Sequence of the rat surfactant protein a gene and functional
mapping of its upstream region.
Smith, Candyce I., Elizabeth Rosenberg, Samuel R. Reisher, Feng Li,
Paul Kefalides, Aron B. Fisher, and Sheldon I. Feinstein.
Institute for Environmental Medicine and Departments of Genetics
and Physiology, University of Pennsylvania School of Medicine,
Philadelphia, PA 19104-6068 and Deborah Research Institute, 1 Trenton
Road, Browns Mills, NJ 08015
APStracts 2:0099L, 1995.
Surfactant protein A (SP-A) is the major pulmonary surfactant protein.

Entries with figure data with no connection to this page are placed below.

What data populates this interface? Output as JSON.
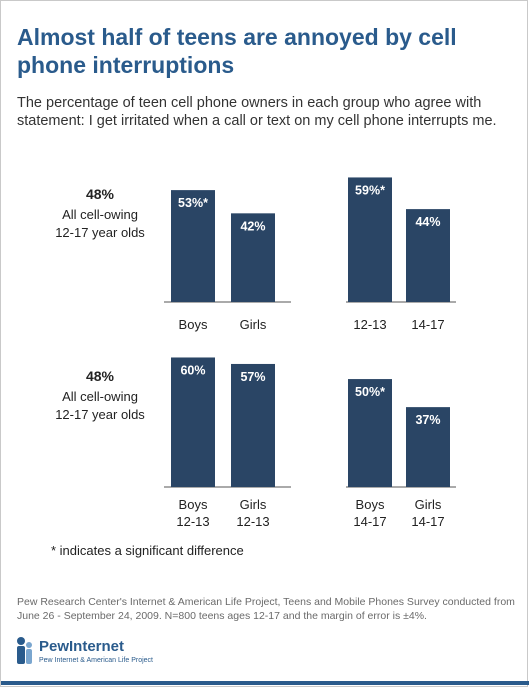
{
  "title": "Almost half of teens are annoyed by cell phone interruptions",
  "subtitle": "The percentage of teen cell phone owners in each group who agree with statement: I get irritated when a call or text on my cell phone interrupts me.",
  "note": "* indicates a significant difference",
  "source": "Pew Research Center's Internet & American Life Project, Teens and Mobile Phones Survey conducted from June 26 - September 24, 2009. N=800 teens ages 12-17 and the margin of error is ±4%.",
  "logo": {
    "name": "PewInternet",
    "tagline": "Pew Internet & American Life Project"
  },
  "colors": {
    "bar": "#2a4565",
    "title": "#2a5b8c",
    "axis": "#555555"
  },
  "chart_data": [
    {
      "type": "bar",
      "overall": {
        "value": "48%",
        "label_line1": "All cell-owing",
        "label_line2": "12-17 year olds"
      },
      "categories": [
        [
          "Boys"
        ],
        [
          "Girls"
        ],
        [
          "12-13"
        ],
        [
          "14-17"
        ]
      ],
      "values": [
        53,
        42,
        59,
        44
      ],
      "labels": [
        "53%*",
        "42%",
        "59%*",
        "44%"
      ],
      "ylim": [
        0,
        63
      ]
    },
    {
      "type": "bar",
      "overall": {
        "value": "48%",
        "label_line1": "All cell-owing",
        "label_line2": "12-17 year olds"
      },
      "categories": [
        [
          "Boys",
          "12-13"
        ],
        [
          "Girls",
          "12-13"
        ],
        [
          "Boys",
          "14-17"
        ],
        [
          "Girls",
          "14-17"
        ]
      ],
      "values": [
        60,
        57,
        50,
        37
      ],
      "labels": [
        "60%",
        "57%",
        "50%*",
        "37%"
      ],
      "ylim": [
        0,
        63
      ]
    }
  ]
}
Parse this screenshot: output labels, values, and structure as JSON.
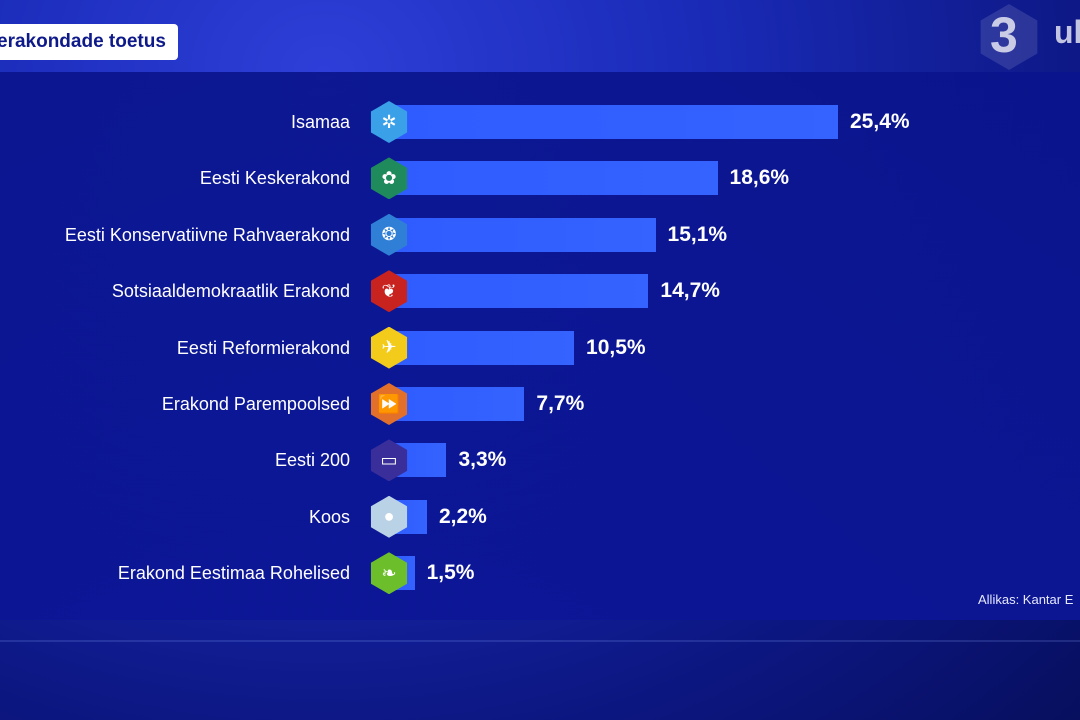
{
  "header": {
    "title": "erakondade toetus",
    "logo_number": "3",
    "logo_text": "ul"
  },
  "source_note": "Allikas: Kantar E",
  "colors": {
    "bar": "#2f5cff",
    "panel": "#0a148c",
    "background": "#1a2bb8"
  },
  "chart_data": {
    "type": "bar",
    "orientation": "horizontal",
    "title": "erakondade toetus",
    "categories": [
      "Isamaa",
      "Eesti Keskerakond",
      "Eesti Konservatiivne Rahvaerakond",
      "Sotsiaaldemokraatlik Erakond",
      "Eesti Reformierakond",
      "Erakond Parempoolsed",
      "Eesti 200",
      "Koos",
      "Erakond Eestimaa Rohelised"
    ],
    "values": [
      25.4,
      18.6,
      15.1,
      14.7,
      10.5,
      7.7,
      3.3,
      2.2,
      1.5
    ],
    "value_labels": [
      "25,4%",
      "18,6%",
      "15,1%",
      "14,7%",
      "10,5%",
      "7,7%",
      "3,3%",
      "2,2%",
      "1,5%"
    ],
    "badges": [
      {
        "icon": "isamaa-logo-icon",
        "color": "#3aa0e8",
        "glyph": "✲"
      },
      {
        "icon": "keskerakond-logo-icon",
        "color": "#1f8a5c",
        "glyph": "✿"
      },
      {
        "icon": "ekre-logo-icon",
        "color": "#2f7fd6",
        "glyph": "❂"
      },
      {
        "icon": "sde-logo-icon",
        "color": "#c8231f",
        "glyph": "❦"
      },
      {
        "icon": "reform-logo-icon",
        "color": "#f3cc1b",
        "glyph": "✈"
      },
      {
        "icon": "parempoolsed-logo-icon",
        "color": "#e2702a",
        "glyph": "⏩"
      },
      {
        "icon": "eesti200-logo-icon",
        "color": "#3a2f9a",
        "glyph": "▭"
      },
      {
        "icon": "koos-logo-icon",
        "color": "#b9d2e6",
        "glyph": "●"
      },
      {
        "icon": "rohelised-logo-icon",
        "color": "#6cbf2a",
        "glyph": "❧"
      }
    ],
    "xlim": [
      0,
      25.4
    ],
    "grid": false,
    "legend": "none"
  }
}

We have isolated a rat SP-A genomic clone and determined the sequence
from 2.9 kilobases upstream of the transcriptional start through the
termination of translation. The exon-intron structure of the rat gene
has been determined and compared with the mouse, rabbit and human
genes. We have localized the major transcriptional start site in
adult rat lung to nucleotide 30 downstream from the start of the TATA
box. Functional mapping indicates that a DNA fragment containing 163
nucleotides upstream of the transcriptional start (-163) can function
as a promoter of transcription of a reporter gene in both lung and
non-lung derived cell lines. However, the function of this element is
weaker in cells of non-lung origin. DNA elements located between
-2902 and -163 silence the promoter activity in both lung and non-lung
cells. Since the SP-A gene promoter region exhibits limited tissue
-specificity, the results suggest the existence of other DNA elements
which overcome the silencer and confer further lung specificity.
Received 28 March 1994; accepted in final form 30 May 1995.
APS Manuscript Number L95-4.
Article publication pending Am. J. Physiol. (Lung Cell. Mol.
Physiology).
ISSN 1080-4757 Copyright 1995 The American Physiological Society.
Published in APStracts on 6 July 1995.